After more than seven years of research and testing, Cova Arias knows the vaccine she developed and patented to immunize catfish against columnaris disease works in a laboratory. She will use $321,000 in U.S. Department of Agriculture (USDA) funds to answer two questions.
“Does it work in the field, and is it cost-effective,” said Arias, a professor in Auburn University’s School of Fisheries, Aquaculture and Aquatic Sciences. “The answer to both of those questions has to be yes.”
If the answer is yes, Arias, who was awarded the competitive grant in November through the Aquaculture Research Program administered by the USDA National Institute of Food and Agriculture, will move a step closer to giving catfish farmers an effective weapon to combat one of the worst threats to commercially produced catfish.
“Last year we lost almost 2.5 million pounds of fish to columnaris disease,” said Bill Hemstreet, a fish health specialist working with Auburn University’s Alabama Fish Farming Center in Greensboro. “It varies from year to year.”
Catfish farmers try to avoid treating fish with antibiotics. The return on investment isn’t very good and they don’t like the image it gives the industry. So, they have little at their disposal to combat the disease.
“It would be a huge step forward if we could get a vaccine that worked, particularly if you could vaccinate the fish when they were fry or fingerlings,” Hemstreet said.
Catfish ponds are stocked at 8,000-10,000 fish per acre. When disease infects a pond, it can spread from fish to fish quickly. An outbreak of columnaris disease has the potential to inflict heavy damage.
“We’re talking tens of thousands of fish,” said Townsend Kyser, who works with his father and brother on Kyser Family Farms in Greensboro, an operation that produces 3.5 million to 5 million pounds of catfish annually in 50 ponds covering about 700 acres. “It can devastate an entire pond. A vaccine would certainly help. An entire pond is a loss we can’t have.”
Columnaris thrives in the nutrient-rich conditions a catfish pond provides. It attacks the fish through the mucous membrane covering their skin and gills. The best way for catfish producers to combat the disease is to reduce the amount of food they feed their fish and to work diligently on maintaining high water quality. But slowing the feeding rate reduces the number of fish they can raise and slows their growth rate.
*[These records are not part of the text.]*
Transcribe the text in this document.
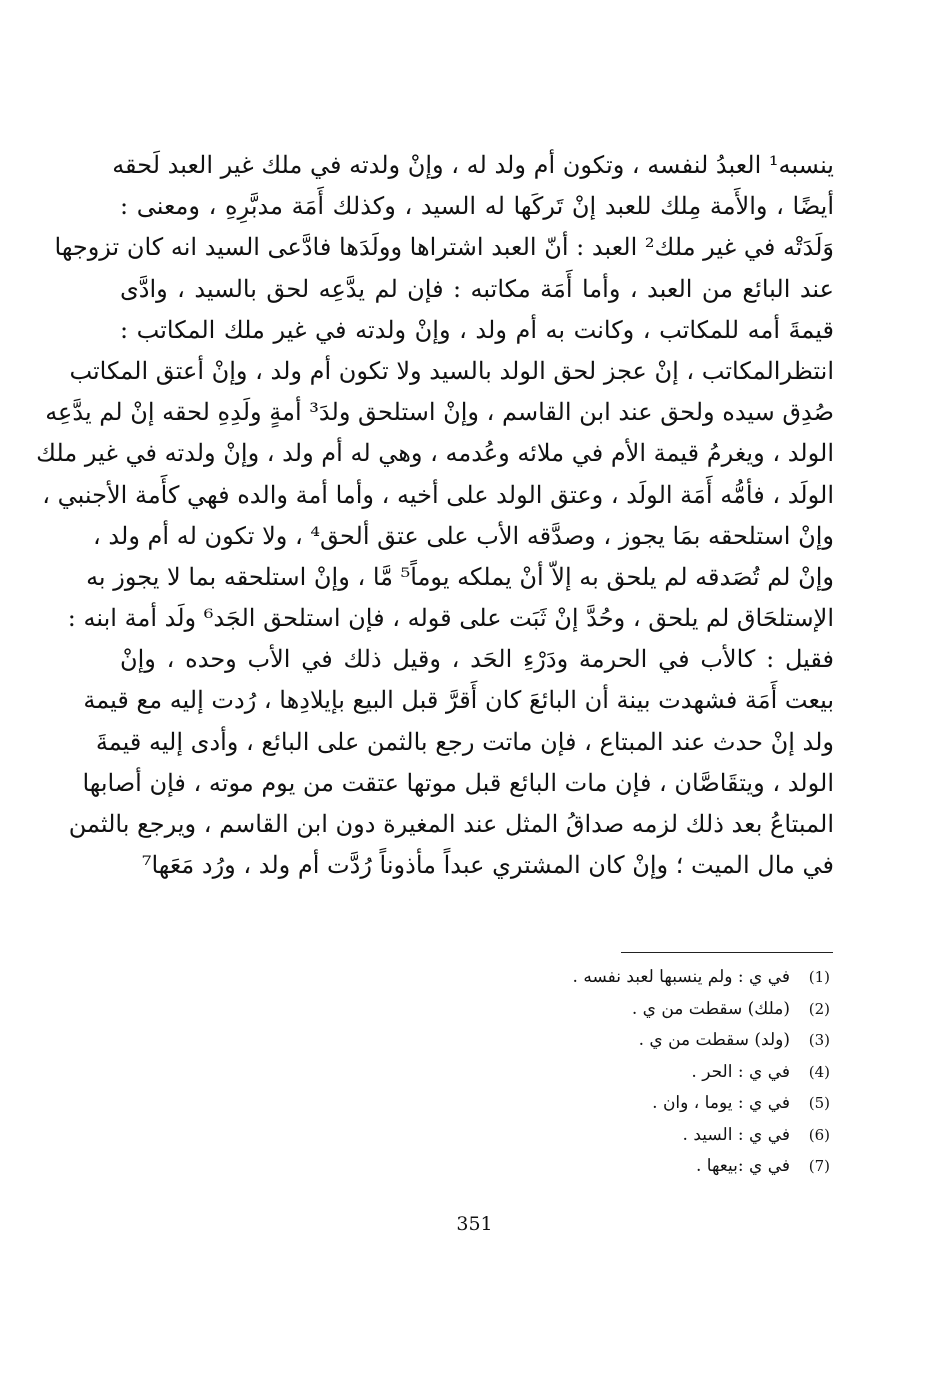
ينسبه¹ العبدُ لنفسه ، وتكون أم ولد له ، وإنْ ولدته في ملك غير العبد لَحقه
أيضًا ، والأَمة مِلك للعبد إنْ تَركَها له السيد ، وكذلك أَمَة مدبَّرِهِ ، ومعنى :
وَلَدَتْه في غير ملك² العبد : أنّ العبد اشتراها وولَدَها فادَّعى السيد انه كان تزوجها
عند البائع من العبد ، وأما أَمَة مكاتبه : فإن لم يدَّعِه لحق بالسيد ، وادَّى
قيمةَ أمه للمكاتب ، وكانت به أم ولد ، وإنْ ولدته في غير ملك المكاتب :
انتظرالمكاتب ، إنْ عجز لحق الولد بالسيد ولا تكون أم ولد ، وإنْ أعتق المكاتب
صُدِق سيده ولحق عند ابن القاسم ، وإنْ استلحق ولدَ³ أمةٍ ولَدِهِ لحقه إنْ لم يدَّعِه
الولد ، ويغرمُ قيمة الأم في ملائه وعُدمه ، وهي له أم ولد ، وإنْ ولدته في غير ملك
الولَد ، فأمُّه أَمَة الولَد ، وعتق الولد على أخيه ، وأما أمة والده فهي كأَمة الأجنبي ،
وإنْ استلحقه بمَا يجوز ، وصدَّقه الأب على عتق ألحق⁴ ، ولا تكون له أم ولد ،
وإنْ لم تُصَدقه لم يلحق به إلاّ أنْ يملكه يوماً⁵ مَّا ، وإنْ استلحقه بما لا يجوز به
الإستلحَاق لم يلحق ، وحُدَّ إنْ ثَبَت على قوله ، فإن استلحق الجَد⁶ ولَد أمة ابنه :
فقيل : كالأب في الحرمة ودَرْءِ الحَد ، وقيل ذلك في الأب وحده ، وإنْ
بيعت أَمَة فشهدت بينة أن البائعَ كان أَقرَّ قبل البيع بإيلادِها ، رُدت إليه مع قيمة
ولد إنْ حدث عند المبتاع ، فإن ماتت رجع بالثمن على البائع ، وأدى إليه قيمةَ
الولد ، ويتقَاصَّان ، فإن مات البائع قبل موتها عتقت من يوم موته ، فإن أصابها
المبتاعُ بعد ذلك لزمه صداقُ المثل عند المغيرة دون ابن القاسم ، ويرجع بالثمن
في مال الميت ؛ وإنْ كان المشتري عبداً مأذوناً رُدَّت أم ولد ، ورُد مَعَها⁷
(1)
في ي : ولم ينسبها لعبد نفسه .
(2)
(ملك) سقطت من ي .
(3)
(ولد) سقطت من ي .
(4)
في ي : الحر .
(5)
في ي : يوما ، وان .
(6)
في ي : السيد .
(7)
في ي :بيعها .
351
“We’ve lost enough fish to disease that we could have retired several times,” said Bill Kyser, Townsend Kyser’s father. He has raised catfish since the 1960s on land that has been in his family since the 1940s. “A vaccine could be extremely useful.”
But getting the vaccine to market won’t happen overnight.
“I’d be happy if we had someone using the vaccine in five years,” Arias said.
Getting to this stage of development has been difficult because the agricultural companies that manufacture vaccines for the commercial market haven’t been interested, Arias said.
The bacteria that attack catfish are specific to that species, and there are two types of columnaris disease. The only commercially available vaccine protects catfish against Type I bacteria – the least widespread and mildest form. But Type II bacteria is responsible for about 95 percent of the columnaris infections and is much more destructive.
Arias’ vaccine protects catfish against both strains of bacteria. But the company that produces a columnaris vaccine wasn’t interested because it has the only vaccine on the market. Other companies have expressed little interest because, worldwide, the catfish industry is relatively small. The vaccine manufacturers aren’t convinced they can make money even if Arias’ vaccine works.
Arias must prove the vaccine works in field conditions. Her tests will attempt to determine whether the vaccine protects the fish and delivers an economic benefit by reducing losses in a cost-effective way.
“We know the vaccine works in a lab very well,” she said. “We want to take it outside.”
That’s how the USDA grant will be spent. Tests will take place on 400 acres of Auburn University ponds. Auburn is among the few research universities with the large-scale facilities for the testing Arias will undertake.
“We are really excited about it,” Arias said. “I think this is the fourth time we submitted it and it was finally approved.”
If the field tests prove successful, there is still much to be done to produce a commercially viable vaccine. In the end, it may wind up something that Auburn has to produce and distribute, Arias said.
“It needs to induce protection that will last long enough to be effective,” Arias said. “It has to be cheap to produce, easy to deliver and it has to fit with the production scheme.”
What that means for catfish farmers is a vaccine that can be administered to very young fish by immersing them in water containing the vaccine, or through a vaccine that is incorporated into food. But vaccinating fry and fingerlings has drawbacks.
“Unfortunately, the fish are too small to develop an immunity,” Arias said. “We need to find a way to deliver the vaccine when the fish are larger.”
Ideally, that would be accomplished through food. But the first tests will deliver the vaccine by immersion.
“I’m excited about the potential of one that will work,” said Townsend Kyser. “That would put a lot of money not just back in our farm, but the community as well.”